On Super Bowl Sunday I learned the truth about something that happened twenty-three years ago.
Back then a decision was made without my knowledge or input and which affected my life in, what I have supposed to be, a negative way. Of course, I’ll never know for sure that there might have been an easier and more satisfying path than the one I am on. But I think it was a good possibility.
As stories were being told around the dinner table before the football game started, there was one story I had never heard before. I thought I had heard all the stories, the funny ones, the embarrassing ones, the somewhat scary ones. But this one was new to me.
As soon as the story was told, I knew in my heart that I was hearing the reason for why that decision was made twenty-three years ago. It made more sense than anything else I had been told prior to this moment.
Actually, it makes “that decision” seem quite sensible on some level.
If I had been told at the time it happened, I like to think I would have been understanding. I usually am supportive when people tell me their troubles.
I still would have disagreed about the decision that was made as a result. But it seems to me from this vantage point that perhaps a compromise could have been reached. Maybe it didn’t have to be a jump off the cliff kind of decision. Maybe clearer minds might have prevailed.
Of course we always did fly by the seat of our pants, due to lacking any kind of problem-solving skills and emotional maturity.

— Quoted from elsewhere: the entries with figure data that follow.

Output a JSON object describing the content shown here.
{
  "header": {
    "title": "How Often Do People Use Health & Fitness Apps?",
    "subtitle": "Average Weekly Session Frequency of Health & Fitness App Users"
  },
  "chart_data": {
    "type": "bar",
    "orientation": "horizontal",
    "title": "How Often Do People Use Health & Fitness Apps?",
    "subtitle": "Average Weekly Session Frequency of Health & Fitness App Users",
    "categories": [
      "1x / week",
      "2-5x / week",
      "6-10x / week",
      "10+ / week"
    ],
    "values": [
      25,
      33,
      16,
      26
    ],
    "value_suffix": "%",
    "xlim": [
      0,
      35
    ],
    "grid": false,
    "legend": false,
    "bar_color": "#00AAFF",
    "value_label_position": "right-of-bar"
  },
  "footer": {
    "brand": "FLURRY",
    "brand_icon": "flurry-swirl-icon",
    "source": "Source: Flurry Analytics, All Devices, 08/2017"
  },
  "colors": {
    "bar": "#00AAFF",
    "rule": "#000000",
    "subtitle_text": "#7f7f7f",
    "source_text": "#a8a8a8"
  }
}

I’ve always been a big fan of truth. But I don’t always have the truth to work with, which really burns my butt sometimes.
Now that this thing was told, and now that I know what this thing was and the whole world failed to explode, I have to wonder if we have gotten onto a new path. It seems like maybe we have. This feels new on a very deep level.
I have not actually tried to talk about it since the telling of the story. People tell me things when they want to tell me, not when I want to hear it. I was raised by poor communicators and I have collected poor communicators for much of my adult life, which makes sense. I plan to just wait and see.
It would be nice if it turns out that the truth really does set you free.